Sie musterte ihn, unschlüssig, wie sie reagieren sollte. Schließlich blieb sie stumm. Sie kurbelte das beschlagene Seitenfenster runter und wieder hoch. Wischte mit dem Mantelärmel hektisch über die weiß bedampfte Scheibe.

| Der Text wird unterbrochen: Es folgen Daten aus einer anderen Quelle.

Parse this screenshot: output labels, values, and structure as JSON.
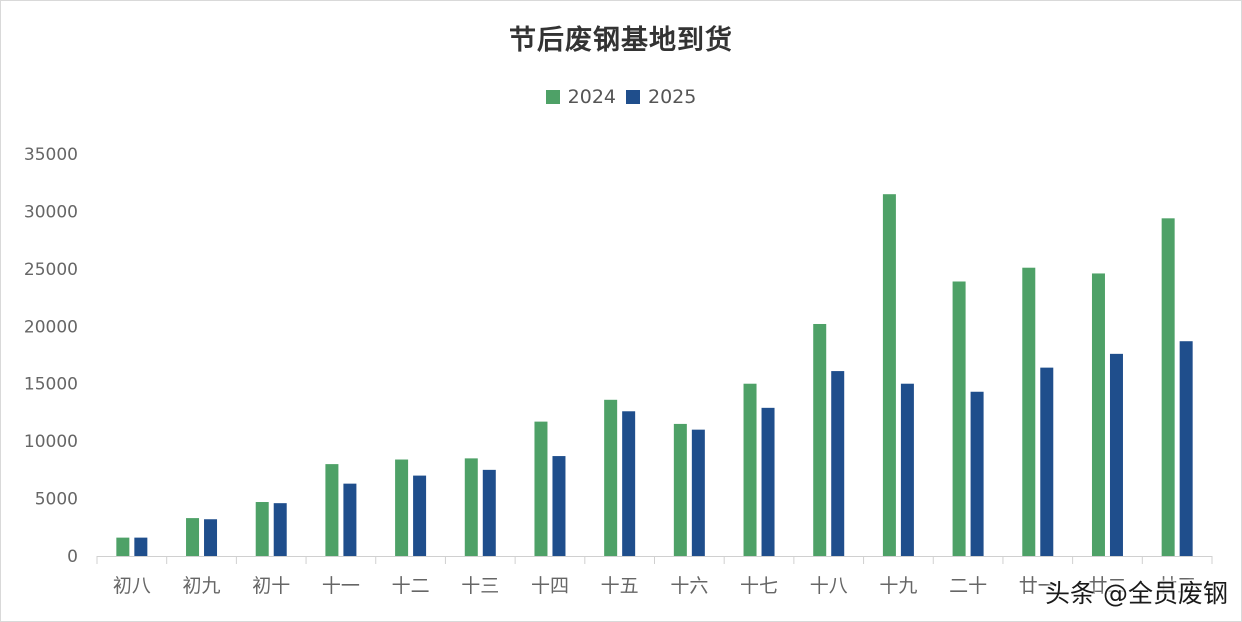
{
  "chart_data": {
    "type": "bar",
    "title": "节后废钢基地到货",
    "xlabel": "",
    "ylabel": "",
    "categories": [
      "初八",
      "初九",
      "初十",
      "十一",
      "十二",
      "十三",
      "十四",
      "十五",
      "十六",
      "十七",
      "十八",
      "十九",
      "二十",
      "廿一",
      "廿二",
      "廿三"
    ],
    "series": [
      {
        "name": "2024",
        "color": "#4ea167",
        "values": [
          1600,
          3300,
          4700,
          8000,
          8400,
          8500,
          11700,
          13600,
          11500,
          15000,
          20200,
          31500,
          23900,
          25100,
          24600,
          29400
        ]
      },
      {
        "name": "2025",
        "color": "#1f4e8c",
        "values": [
          1600,
          3200,
          4600,
          6300,
          7000,
          7500,
          8700,
          12600,
          11000,
          12900,
          16100,
          15000,
          14300,
          16400,
          17600,
          18700
        ]
      }
    ],
    "ylim": [
      0,
      35000
    ],
    "yticks": [
      0,
      5000,
      10000,
      15000,
      20000,
      25000,
      30000,
      35000
    ],
    "grid": false,
    "legend_position": "top-center"
  },
  "watermark": "头条 @全员废钢"
}
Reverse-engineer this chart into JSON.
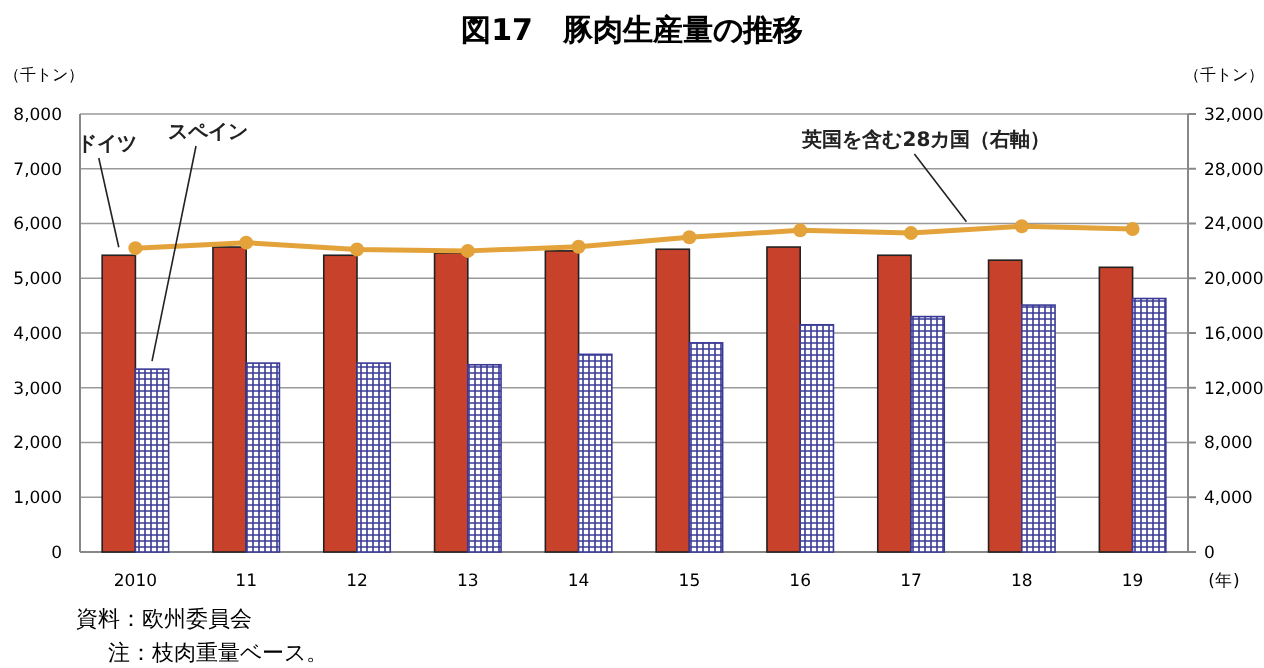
{
  "chart_data": {
    "type": "bar",
    "title": "図17　豚肉生産量の推移",
    "ylabel": "（千トン）",
    "y2label": "（千トン）",
    "xlabel": "(年)",
    "categories": [
      "2010",
      "11",
      "12",
      "13",
      "14",
      "15",
      "16",
      "17",
      "18",
      "19"
    ],
    "series": [
      {
        "name": "ドイツ",
        "color": "#c8412a",
        "values": [
          5420,
          5570,
          5420,
          5460,
          5500,
          5530,
          5570,
          5420,
          5330,
          5200
        ]
      },
      {
        "name": "スペイン",
        "color": "#3a3a96",
        "values": [
          3340,
          3450,
          3450,
          3420,
          3610,
          3820,
          4150,
          4300,
          4510,
          4630
        ]
      },
      {
        "name": "英国を含む28カ国（右軸）",
        "type": "line",
        "axis": "y2",
        "color": "#e3a23a",
        "marker": "circle",
        "values": [
          22200,
          22600,
          22100,
          22000,
          22300,
          23000,
          23500,
          23300,
          23800,
          23600
        ]
      }
    ],
    "ylim": [
      0,
      8000
    ],
    "yticks": [
      0,
      {
        "value": 1000,
        "label": "1,000"
      },
      {
        "value": 2000,
        "label": "2,000"
      },
      {
        "value": 3000,
        "label": "3,000"
      },
      {
        "value": 4000,
        "label": "4,000"
      },
      {
        "value": 5000,
        "label": "5,000"
      },
      {
        "value": 6000,
        "label": "6,000"
      },
      {
        "value": 7000,
        "label": "7,000"
      },
      {
        "value": 8000,
        "label": "8,000"
      }
    ],
    "y2lim": [
      0,
      32000
    ],
    "y2ticks": [
      0,
      {
        "value": 4000,
        "label": "4,000"
      },
      {
        "value": 8000,
        "label": "8,000"
      },
      {
        "value": 12000,
        "label": "12,000"
      },
      {
        "value": 16000,
        "label": "16,000"
      },
      {
        "value": 20000,
        "label": "20,000"
      },
      {
        "value": 24000,
        "label": "24,000"
      },
      {
        "value": 28000,
        "label": "28,000"
      },
      {
        "value": 32000,
        "label": "32,000"
      }
    ],
    "grid": "y",
    "annotations": [
      "資料：欧州委員会",
      "注：枝肉重量ベース。"
    ]
  }
}
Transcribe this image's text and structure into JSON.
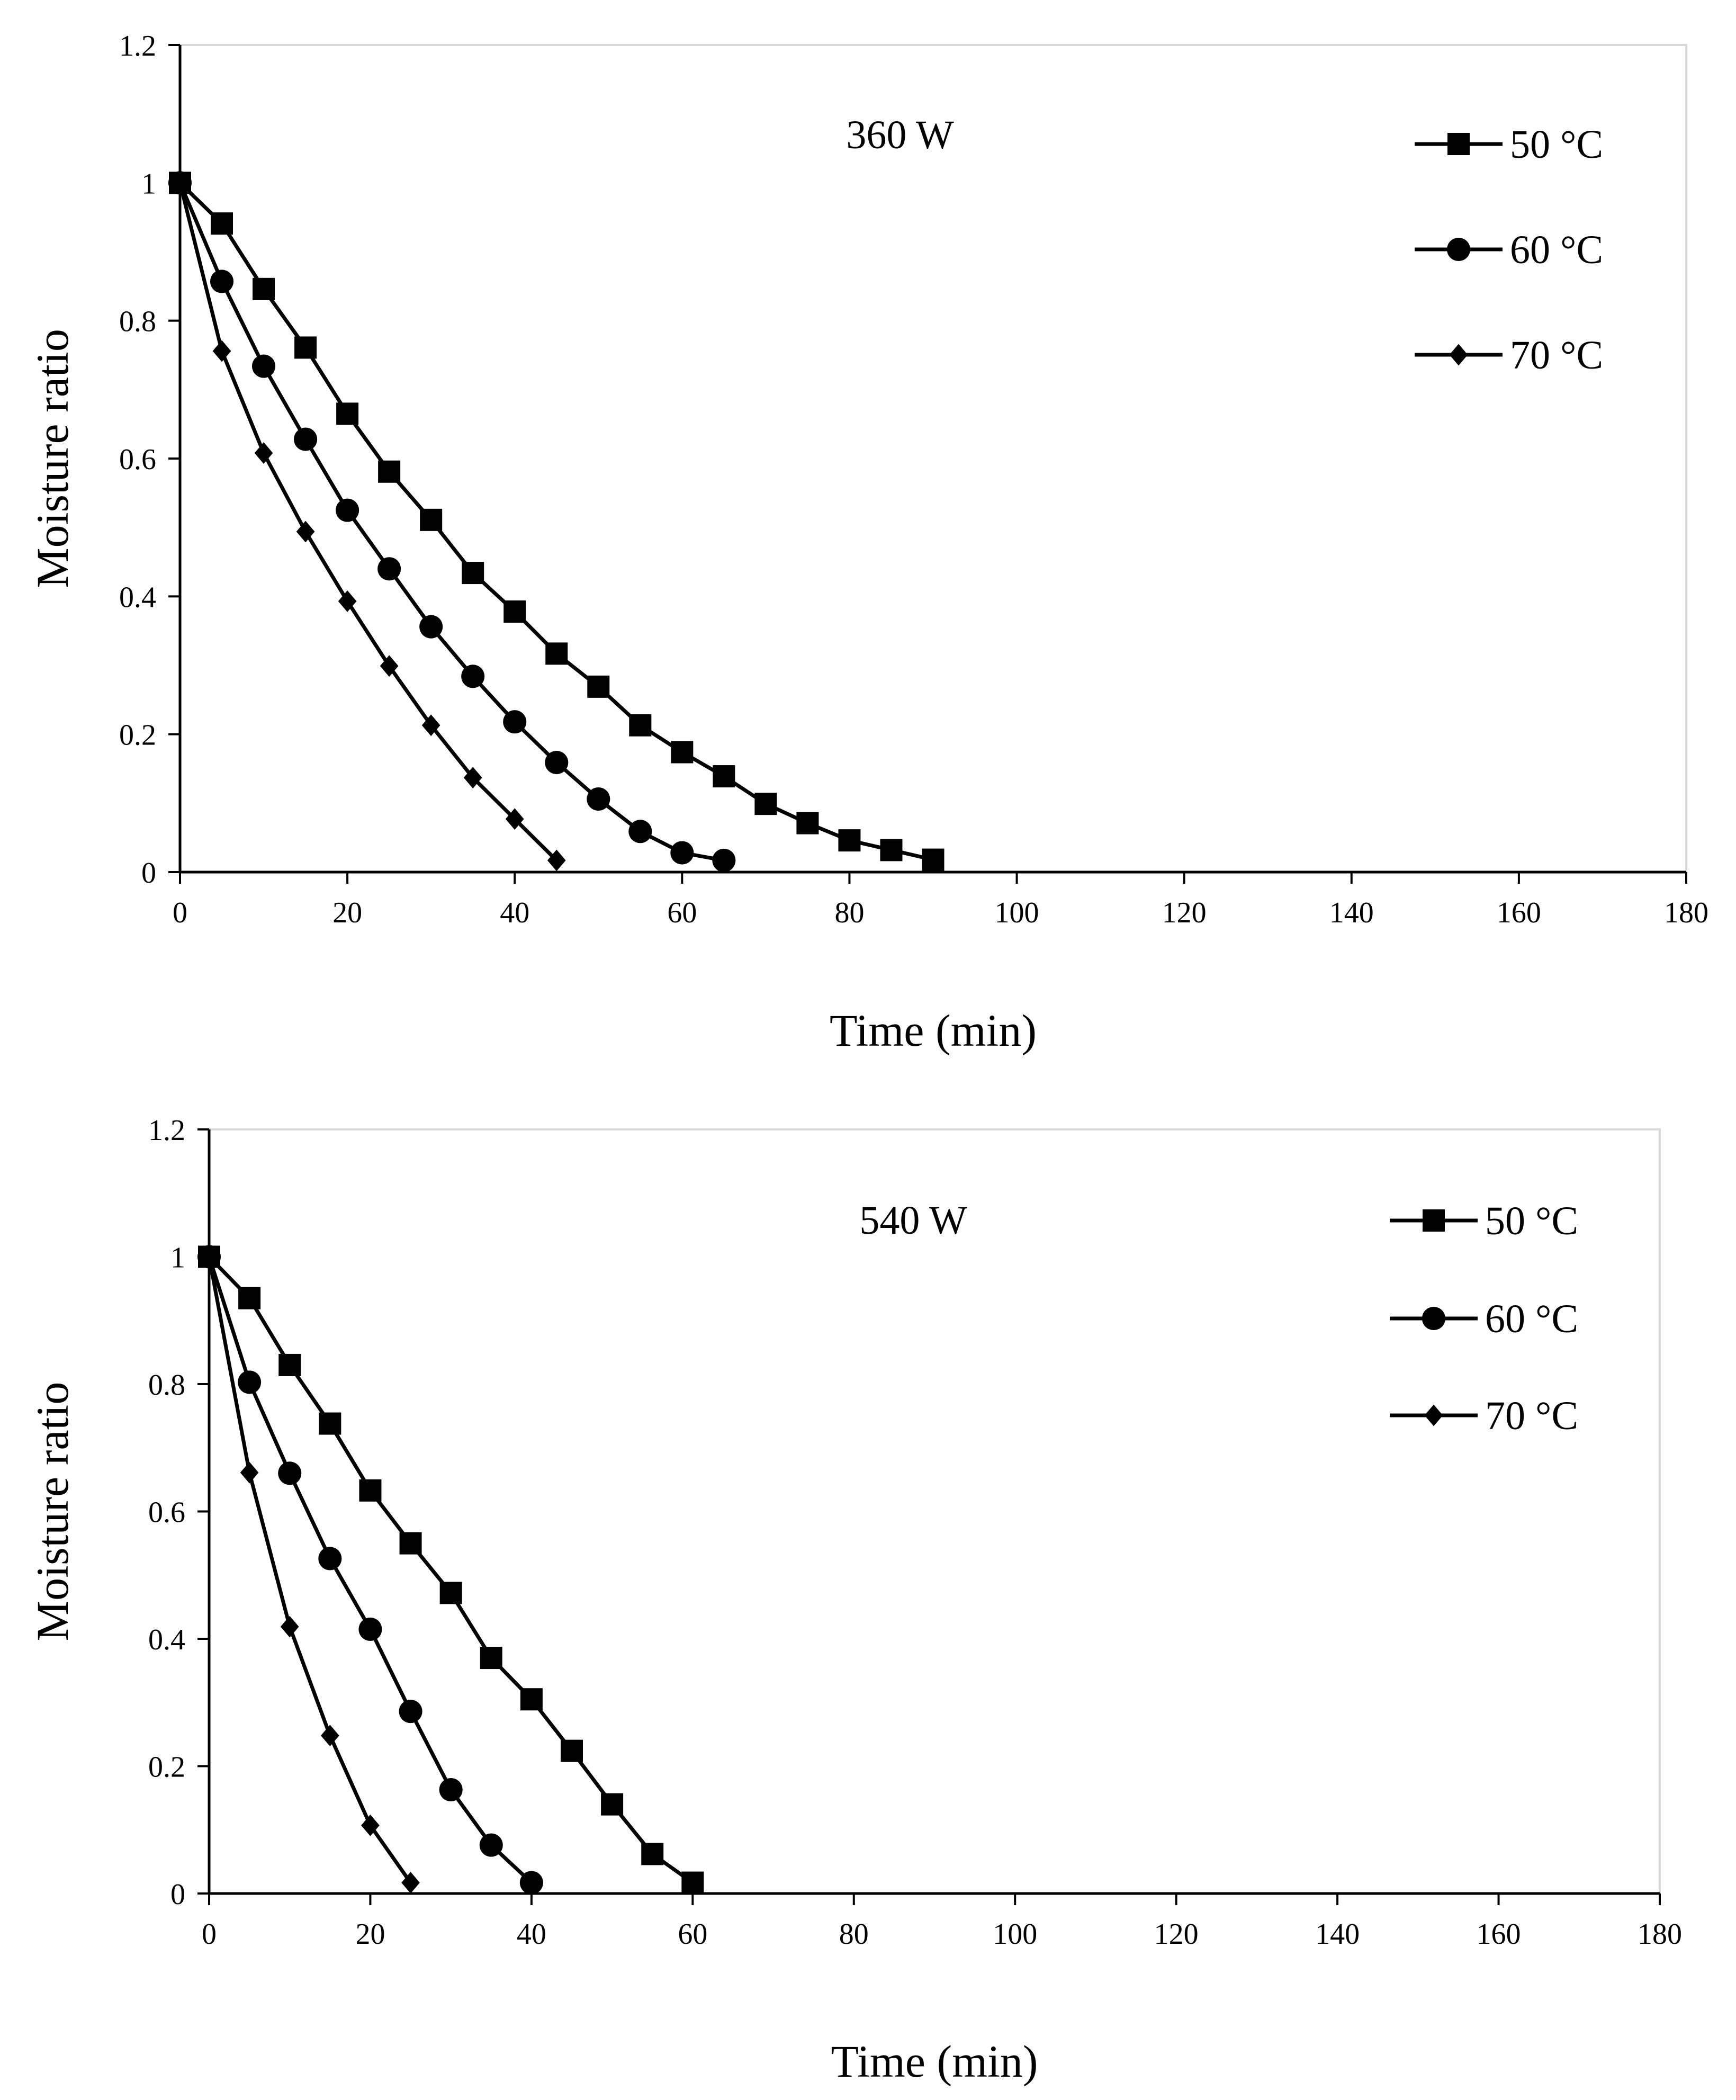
{
  "chart_data": [
    {
      "type": "line",
      "annotation": "360 W",
      "xlabel": "Time (min)",
      "ylabel": "Moisture ratio",
      "xlim": [
        0,
        180
      ],
      "ylim": [
        0,
        1.2
      ],
      "x_ticks": [
        "0",
        "20",
        "40",
        "60",
        "80",
        "100",
        "120",
        "140",
        "160",
        "180"
      ],
      "y_ticks": [
        "0",
        "0.2",
        "0.4",
        "0.6",
        "0.8",
        "1",
        "1.2"
      ],
      "legend_position": "top-right",
      "grid": false,
      "series": [
        {
          "name": "50 °C",
          "marker": "square",
          "x": [
            0,
            5,
            10,
            15,
            20,
            25,
            30,
            35,
            40,
            45,
            50,
            55,
            60,
            65,
            70,
            75,
            80,
            85,
            90
          ],
          "y": [
            1.0,
            0.941,
            0.846,
            0.761,
            0.665,
            0.581,
            0.511,
            0.434,
            0.378,
            0.317,
            0.269,
            0.213,
            0.174,
            0.139,
            0.099,
            0.071,
            0.046,
            0.032,
            0.018
          ]
        },
        {
          "name": "60 °C",
          "marker": "circle",
          "x": [
            0,
            5,
            10,
            15,
            20,
            25,
            30,
            35,
            40,
            45,
            50,
            55,
            60,
            65
          ],
          "y": [
            1.0,
            0.857,
            0.734,
            0.628,
            0.525,
            0.44,
            0.356,
            0.284,
            0.218,
            0.159,
            0.106,
            0.059,
            0.028,
            0.017
          ]
        },
        {
          "name": "70 °C",
          "marker": "diamond",
          "x": [
            0,
            5,
            10,
            15,
            20,
            25,
            30,
            35,
            40,
            45
          ],
          "y": [
            1.0,
            0.756,
            0.608,
            0.494,
            0.393,
            0.299,
            0.213,
            0.137,
            0.077,
            0.017
          ]
        }
      ]
    },
    {
      "type": "line",
      "annotation": "540 W",
      "xlabel": "Time (min)",
      "ylabel": "Moisture ratio",
      "xlim": [
        0,
        180
      ],
      "ylim": [
        0,
        1.2
      ],
      "x_ticks": [
        "0",
        "20",
        "40",
        "60",
        "80",
        "100",
        "120",
        "140",
        "160",
        "180"
      ],
      "y_ticks": [
        "0",
        "0.2",
        "0.4",
        "0.6",
        "0.8",
        "1",
        "1.2"
      ],
      "legend_position": "top-right",
      "grid": false,
      "series": [
        {
          "name": "50 °C",
          "marker": "square",
          "x": [
            0,
            5,
            10,
            15,
            20,
            25,
            30,
            35,
            40,
            45,
            50,
            55,
            60
          ],
          "y": [
            1.0,
            0.935,
            0.83,
            0.738,
            0.633,
            0.55,
            0.472,
            0.37,
            0.305,
            0.224,
            0.14,
            0.062,
            0.017
          ]
        },
        {
          "name": "60 °C",
          "marker": "circle",
          "x": [
            0,
            5,
            10,
            15,
            20,
            25,
            30,
            35,
            40
          ],
          "y": [
            1.0,
            0.803,
            0.66,
            0.526,
            0.415,
            0.286,
            0.163,
            0.076,
            0.017
          ]
        },
        {
          "name": "70 °C",
          "marker": "diamond",
          "x": [
            0,
            5,
            10,
            15,
            20,
            25
          ],
          "y": [
            1.0,
            0.661,
            0.419,
            0.248,
            0.107,
            0.017
          ]
        }
      ]
    }
  ]
}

»Vielleicht solltest du dich doch noch mal mit Larisa treffen.«

Striker stöhnte inbrünstig. »Oh Gott, nicht du auch noch. Tu mir den einen Gefallen und behalt’s für dich, Feleesh.«

»Ich mein doch bloß …«

»Vergiss es, und kümmer dich um deine Angelegenheiten, okay?«

Felicias Augen wurden schmal. Sie schüttelte wütend ihre lange, dunkle Mähne zurück. Öffnete die Lippen und schloss sie unverrichteter Dinge wieder.

Striker kümmerte es nicht weiter. Er hatte keine Lust auf Smalltalk oder irgendwelchen anderen Scheiß. Und noch weniger Bock auf einen Streit.

Die DNA-Tests hatten absolute Priorität.